At this point, La Nacion reports, Julio Grondona, the controversial long term president of the Argentinean Football Association, former senior vice president of Fifa and the man, now deceased, blamed by the federation recently for authorising the transfer of $10 million from Fifa on behalf of the South African FA to accounts controlled by Jack Warner in 2007, suggested that it would be easier and cheaper simply to pay the Irish players not to tackle the star. The paper clearly suggests that this actually happened.
Reports on the game make reference to Messi generally getting past opponents without excessive difficulty but also to one crunching challenge from Richard Dunne (see clip above 3:18); all well within the realms of what might have been expected in normal circumstances.
“It’s absolute nonsense,” says Darren O’Dea, who was on the bench for the game. “I don’t have any idea where it’s come from but the players certainly didn’t get anything.

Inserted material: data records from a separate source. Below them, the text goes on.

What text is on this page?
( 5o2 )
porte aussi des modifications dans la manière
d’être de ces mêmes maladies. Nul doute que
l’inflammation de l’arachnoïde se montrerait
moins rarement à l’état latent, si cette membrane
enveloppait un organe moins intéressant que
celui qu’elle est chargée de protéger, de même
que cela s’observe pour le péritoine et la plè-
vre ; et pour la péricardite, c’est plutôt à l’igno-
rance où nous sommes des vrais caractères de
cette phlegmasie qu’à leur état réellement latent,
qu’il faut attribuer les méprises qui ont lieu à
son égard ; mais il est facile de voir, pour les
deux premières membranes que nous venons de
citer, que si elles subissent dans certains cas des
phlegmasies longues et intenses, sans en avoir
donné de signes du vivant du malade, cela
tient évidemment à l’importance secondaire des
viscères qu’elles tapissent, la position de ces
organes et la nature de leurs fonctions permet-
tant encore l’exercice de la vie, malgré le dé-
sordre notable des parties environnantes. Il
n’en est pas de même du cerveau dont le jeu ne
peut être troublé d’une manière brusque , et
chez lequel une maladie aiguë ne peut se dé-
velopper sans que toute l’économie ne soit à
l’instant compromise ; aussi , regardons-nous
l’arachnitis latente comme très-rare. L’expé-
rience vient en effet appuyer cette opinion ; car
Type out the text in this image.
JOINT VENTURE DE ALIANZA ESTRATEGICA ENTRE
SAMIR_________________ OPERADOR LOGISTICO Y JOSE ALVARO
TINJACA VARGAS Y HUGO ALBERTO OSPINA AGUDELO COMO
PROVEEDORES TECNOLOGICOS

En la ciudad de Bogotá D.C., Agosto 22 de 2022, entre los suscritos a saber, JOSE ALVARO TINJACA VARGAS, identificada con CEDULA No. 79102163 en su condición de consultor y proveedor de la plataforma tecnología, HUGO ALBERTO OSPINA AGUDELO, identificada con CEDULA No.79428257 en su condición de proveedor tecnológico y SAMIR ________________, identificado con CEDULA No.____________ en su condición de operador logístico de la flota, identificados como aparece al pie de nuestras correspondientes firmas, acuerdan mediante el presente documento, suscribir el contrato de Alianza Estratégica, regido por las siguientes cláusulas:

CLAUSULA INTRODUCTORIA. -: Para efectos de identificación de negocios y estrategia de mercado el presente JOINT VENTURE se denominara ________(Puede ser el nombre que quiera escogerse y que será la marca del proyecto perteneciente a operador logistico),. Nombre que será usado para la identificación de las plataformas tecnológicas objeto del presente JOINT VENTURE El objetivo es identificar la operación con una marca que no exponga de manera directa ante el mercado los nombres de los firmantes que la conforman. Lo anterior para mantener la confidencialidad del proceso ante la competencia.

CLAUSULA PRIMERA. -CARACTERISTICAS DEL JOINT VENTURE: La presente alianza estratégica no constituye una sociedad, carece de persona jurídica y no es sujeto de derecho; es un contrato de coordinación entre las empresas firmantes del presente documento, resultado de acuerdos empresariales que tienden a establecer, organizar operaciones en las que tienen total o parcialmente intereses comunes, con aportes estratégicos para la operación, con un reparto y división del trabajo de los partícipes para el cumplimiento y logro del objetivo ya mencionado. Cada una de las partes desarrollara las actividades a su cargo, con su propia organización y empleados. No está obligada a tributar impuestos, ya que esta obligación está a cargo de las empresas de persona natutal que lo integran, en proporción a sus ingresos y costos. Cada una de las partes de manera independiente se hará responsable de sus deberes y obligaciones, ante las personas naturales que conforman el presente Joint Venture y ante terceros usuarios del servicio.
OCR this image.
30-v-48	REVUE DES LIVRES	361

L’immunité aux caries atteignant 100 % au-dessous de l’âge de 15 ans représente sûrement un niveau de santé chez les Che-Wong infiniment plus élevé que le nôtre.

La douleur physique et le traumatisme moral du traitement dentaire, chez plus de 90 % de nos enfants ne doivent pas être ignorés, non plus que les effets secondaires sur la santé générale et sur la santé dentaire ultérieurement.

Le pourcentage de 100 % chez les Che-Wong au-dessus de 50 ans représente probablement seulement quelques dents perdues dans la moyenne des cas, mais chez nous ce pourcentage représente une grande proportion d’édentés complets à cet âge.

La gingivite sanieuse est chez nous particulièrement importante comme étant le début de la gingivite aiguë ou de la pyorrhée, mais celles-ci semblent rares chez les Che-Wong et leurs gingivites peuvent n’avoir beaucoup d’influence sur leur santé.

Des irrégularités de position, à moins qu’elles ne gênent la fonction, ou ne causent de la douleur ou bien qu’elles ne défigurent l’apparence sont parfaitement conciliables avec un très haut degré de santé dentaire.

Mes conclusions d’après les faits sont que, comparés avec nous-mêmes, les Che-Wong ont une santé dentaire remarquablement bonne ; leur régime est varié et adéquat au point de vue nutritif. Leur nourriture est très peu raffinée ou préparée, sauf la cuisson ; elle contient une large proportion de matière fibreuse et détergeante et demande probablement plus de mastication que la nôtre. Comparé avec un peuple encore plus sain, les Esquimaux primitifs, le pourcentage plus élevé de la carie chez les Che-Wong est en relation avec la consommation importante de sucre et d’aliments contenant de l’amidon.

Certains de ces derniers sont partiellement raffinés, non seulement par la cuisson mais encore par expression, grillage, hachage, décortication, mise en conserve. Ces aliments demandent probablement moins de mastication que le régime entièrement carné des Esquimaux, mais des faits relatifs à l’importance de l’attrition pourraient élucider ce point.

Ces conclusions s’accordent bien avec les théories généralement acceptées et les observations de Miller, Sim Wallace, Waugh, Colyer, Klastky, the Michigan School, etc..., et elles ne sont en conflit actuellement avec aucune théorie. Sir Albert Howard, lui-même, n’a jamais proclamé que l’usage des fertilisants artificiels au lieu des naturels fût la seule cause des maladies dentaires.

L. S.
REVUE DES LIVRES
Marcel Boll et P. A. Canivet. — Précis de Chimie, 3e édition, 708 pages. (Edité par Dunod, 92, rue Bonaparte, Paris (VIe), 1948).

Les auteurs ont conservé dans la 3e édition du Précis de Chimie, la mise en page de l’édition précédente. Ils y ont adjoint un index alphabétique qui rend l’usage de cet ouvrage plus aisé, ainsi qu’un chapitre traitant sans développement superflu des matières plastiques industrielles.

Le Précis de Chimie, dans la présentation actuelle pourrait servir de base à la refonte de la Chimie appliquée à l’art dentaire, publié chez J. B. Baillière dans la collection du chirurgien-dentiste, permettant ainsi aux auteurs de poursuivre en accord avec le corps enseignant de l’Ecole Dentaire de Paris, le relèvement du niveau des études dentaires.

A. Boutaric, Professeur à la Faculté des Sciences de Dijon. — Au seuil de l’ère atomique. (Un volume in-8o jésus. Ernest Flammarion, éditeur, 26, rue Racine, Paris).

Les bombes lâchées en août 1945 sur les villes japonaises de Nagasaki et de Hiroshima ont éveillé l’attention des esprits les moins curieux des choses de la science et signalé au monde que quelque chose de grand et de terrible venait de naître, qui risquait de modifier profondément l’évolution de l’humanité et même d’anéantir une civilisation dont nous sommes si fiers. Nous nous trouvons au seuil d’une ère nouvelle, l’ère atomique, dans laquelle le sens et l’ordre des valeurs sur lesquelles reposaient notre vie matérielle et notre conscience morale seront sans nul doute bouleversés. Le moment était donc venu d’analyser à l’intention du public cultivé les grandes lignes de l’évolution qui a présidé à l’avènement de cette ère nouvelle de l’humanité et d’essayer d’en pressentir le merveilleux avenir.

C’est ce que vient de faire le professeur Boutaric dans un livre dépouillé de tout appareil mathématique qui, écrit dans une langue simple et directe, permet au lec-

“I’ve never heard of anything like this,” he continued. “I’ve heard of some pretty weird things but nothing like this. There’s definitely nothing to it.”
Keith Andrews, also involved in the friendly which was settled by a single Angel Di Maria goal, said: “That’s just nonsense. It didn’t happen. I remember that game quite well and Messi was playing well within himself as you’d expect in a friendly at the start of the season.
“But it was still a proper game, one we wanted to win, and and there was no way we were given any instructions about taking it easy on anyone.”